At the checkout of the grocery store, I spied a headline on the regional paper, the Bugle-Observer, “Good News for future of Forest City Dam – maybe” (sadly paywalled). Anything dam-related catches my eye, so I grabbed it to read at the cottage, which has no TV or internet access. The future of the small dam that holds back the enormous East Grand Lake on the border between Maine and New Brunswick at Forest City is at question, motivating owners of the 2,000 cottages around its perimeter to organize to keep the water levels up. Under the fold was another story related to dams, also written by Doug Dickinson. A fellow named “Hoot” was being inducted into the Atlantic Salmon Hall of Fame, and he “still names his favourite fishing spot as the long-gone Hartland pool” on the Becaguimec Stream that drained into the St. John:
That all changed after dams were constructed on the St. John River. Smith said the salmon fishing was still good after the Tobique Dam was built, but declined after the Beechwood Dam was finished. The Mactaquac Dam put an end to the Hartland Salmon Pool.
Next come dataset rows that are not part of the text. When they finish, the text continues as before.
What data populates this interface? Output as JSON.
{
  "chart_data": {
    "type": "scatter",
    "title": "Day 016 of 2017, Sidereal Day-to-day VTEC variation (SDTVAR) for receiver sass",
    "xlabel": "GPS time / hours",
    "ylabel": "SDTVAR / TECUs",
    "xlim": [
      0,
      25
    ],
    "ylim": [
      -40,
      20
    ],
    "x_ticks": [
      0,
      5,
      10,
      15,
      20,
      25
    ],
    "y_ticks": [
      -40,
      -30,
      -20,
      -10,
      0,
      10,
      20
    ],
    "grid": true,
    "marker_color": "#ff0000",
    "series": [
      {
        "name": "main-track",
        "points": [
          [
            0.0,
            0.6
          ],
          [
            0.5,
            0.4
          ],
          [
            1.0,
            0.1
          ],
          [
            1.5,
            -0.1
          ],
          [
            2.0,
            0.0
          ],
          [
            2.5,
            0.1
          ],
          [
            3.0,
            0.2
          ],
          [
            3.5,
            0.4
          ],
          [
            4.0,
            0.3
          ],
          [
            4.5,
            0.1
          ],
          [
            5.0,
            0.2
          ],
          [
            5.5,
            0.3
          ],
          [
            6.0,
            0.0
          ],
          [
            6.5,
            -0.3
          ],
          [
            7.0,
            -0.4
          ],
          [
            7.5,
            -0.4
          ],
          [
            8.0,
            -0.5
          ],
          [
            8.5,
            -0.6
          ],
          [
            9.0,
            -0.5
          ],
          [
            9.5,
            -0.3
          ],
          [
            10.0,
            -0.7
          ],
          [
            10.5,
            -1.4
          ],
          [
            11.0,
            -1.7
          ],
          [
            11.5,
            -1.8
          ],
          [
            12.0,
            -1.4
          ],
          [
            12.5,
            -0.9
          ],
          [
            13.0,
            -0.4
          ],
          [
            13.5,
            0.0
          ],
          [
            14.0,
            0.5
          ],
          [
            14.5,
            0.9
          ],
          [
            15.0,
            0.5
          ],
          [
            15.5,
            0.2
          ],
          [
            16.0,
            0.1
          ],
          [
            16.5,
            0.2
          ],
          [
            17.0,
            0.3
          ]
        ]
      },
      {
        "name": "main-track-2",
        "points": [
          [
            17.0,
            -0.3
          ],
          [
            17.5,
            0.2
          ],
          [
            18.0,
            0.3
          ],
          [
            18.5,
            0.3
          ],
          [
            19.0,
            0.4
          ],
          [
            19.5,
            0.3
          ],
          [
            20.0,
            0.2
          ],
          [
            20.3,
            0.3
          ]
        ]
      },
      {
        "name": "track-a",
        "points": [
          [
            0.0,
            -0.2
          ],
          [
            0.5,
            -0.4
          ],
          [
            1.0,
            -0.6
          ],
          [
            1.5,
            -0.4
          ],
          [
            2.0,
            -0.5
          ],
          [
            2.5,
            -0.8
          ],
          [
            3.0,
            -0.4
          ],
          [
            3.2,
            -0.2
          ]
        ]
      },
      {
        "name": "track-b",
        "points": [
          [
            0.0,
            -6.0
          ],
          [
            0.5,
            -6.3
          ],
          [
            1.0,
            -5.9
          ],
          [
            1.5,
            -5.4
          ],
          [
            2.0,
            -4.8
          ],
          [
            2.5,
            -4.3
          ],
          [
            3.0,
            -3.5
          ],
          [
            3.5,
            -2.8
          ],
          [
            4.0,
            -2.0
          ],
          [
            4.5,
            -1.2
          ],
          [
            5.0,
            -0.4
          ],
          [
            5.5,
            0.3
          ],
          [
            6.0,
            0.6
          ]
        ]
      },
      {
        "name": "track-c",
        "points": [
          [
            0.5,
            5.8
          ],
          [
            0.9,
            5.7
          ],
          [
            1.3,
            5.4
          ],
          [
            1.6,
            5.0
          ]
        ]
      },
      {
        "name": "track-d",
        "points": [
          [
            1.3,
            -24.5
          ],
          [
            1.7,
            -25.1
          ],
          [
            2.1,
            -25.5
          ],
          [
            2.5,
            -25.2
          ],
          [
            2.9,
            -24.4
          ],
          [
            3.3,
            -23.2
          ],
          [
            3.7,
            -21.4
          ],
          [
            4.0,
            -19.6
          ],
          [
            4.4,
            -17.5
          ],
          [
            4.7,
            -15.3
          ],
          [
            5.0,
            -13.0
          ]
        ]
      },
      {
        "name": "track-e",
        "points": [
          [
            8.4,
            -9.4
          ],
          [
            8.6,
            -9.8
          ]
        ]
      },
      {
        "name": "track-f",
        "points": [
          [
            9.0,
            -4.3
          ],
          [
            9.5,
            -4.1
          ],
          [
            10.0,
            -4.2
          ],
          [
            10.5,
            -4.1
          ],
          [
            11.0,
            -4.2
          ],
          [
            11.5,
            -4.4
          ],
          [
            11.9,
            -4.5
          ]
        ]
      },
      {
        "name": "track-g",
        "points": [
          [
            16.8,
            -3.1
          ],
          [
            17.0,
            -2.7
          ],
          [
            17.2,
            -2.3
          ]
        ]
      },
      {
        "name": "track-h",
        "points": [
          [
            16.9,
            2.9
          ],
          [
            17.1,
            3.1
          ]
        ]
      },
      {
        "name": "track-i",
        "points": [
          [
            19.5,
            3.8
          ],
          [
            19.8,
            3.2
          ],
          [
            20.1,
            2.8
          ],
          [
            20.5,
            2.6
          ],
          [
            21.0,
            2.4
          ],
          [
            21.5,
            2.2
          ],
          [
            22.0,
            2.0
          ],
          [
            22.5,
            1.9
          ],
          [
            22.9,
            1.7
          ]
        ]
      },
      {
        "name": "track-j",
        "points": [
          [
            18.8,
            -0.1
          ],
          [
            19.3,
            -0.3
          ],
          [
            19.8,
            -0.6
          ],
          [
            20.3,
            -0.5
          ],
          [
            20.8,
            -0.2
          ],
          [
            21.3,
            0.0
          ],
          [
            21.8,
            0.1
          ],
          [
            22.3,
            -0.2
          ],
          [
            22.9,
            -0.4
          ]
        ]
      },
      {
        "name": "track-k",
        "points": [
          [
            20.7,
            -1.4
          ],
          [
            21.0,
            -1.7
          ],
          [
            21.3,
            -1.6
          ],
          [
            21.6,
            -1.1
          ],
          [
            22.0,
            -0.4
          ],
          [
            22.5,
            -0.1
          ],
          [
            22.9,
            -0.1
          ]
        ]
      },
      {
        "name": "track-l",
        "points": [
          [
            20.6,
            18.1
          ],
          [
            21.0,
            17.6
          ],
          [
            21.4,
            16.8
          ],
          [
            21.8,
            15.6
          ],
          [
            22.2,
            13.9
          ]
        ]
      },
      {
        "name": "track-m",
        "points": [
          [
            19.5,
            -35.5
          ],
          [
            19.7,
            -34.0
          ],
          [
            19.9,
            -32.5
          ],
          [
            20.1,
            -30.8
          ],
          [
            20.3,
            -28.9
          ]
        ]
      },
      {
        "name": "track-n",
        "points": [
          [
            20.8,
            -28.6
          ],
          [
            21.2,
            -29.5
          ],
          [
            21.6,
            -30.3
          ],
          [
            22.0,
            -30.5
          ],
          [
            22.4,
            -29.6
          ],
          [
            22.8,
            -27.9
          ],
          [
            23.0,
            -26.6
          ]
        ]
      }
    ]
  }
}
One of my new research interests is the use of digital archives to understand cultural change in regions that have faced infrastructure change like hydroelectric dams and related inundation. Newspaper archives is one of those I’d like to explore in this way, so we can look back and understand how host communities are affected over time, and how they adjust. This newspaper would make for an interesting case: 50 years later dams are still front page news. What else hasn’t changed? The third front-page article: Meet Miss New Brunswick 2017″.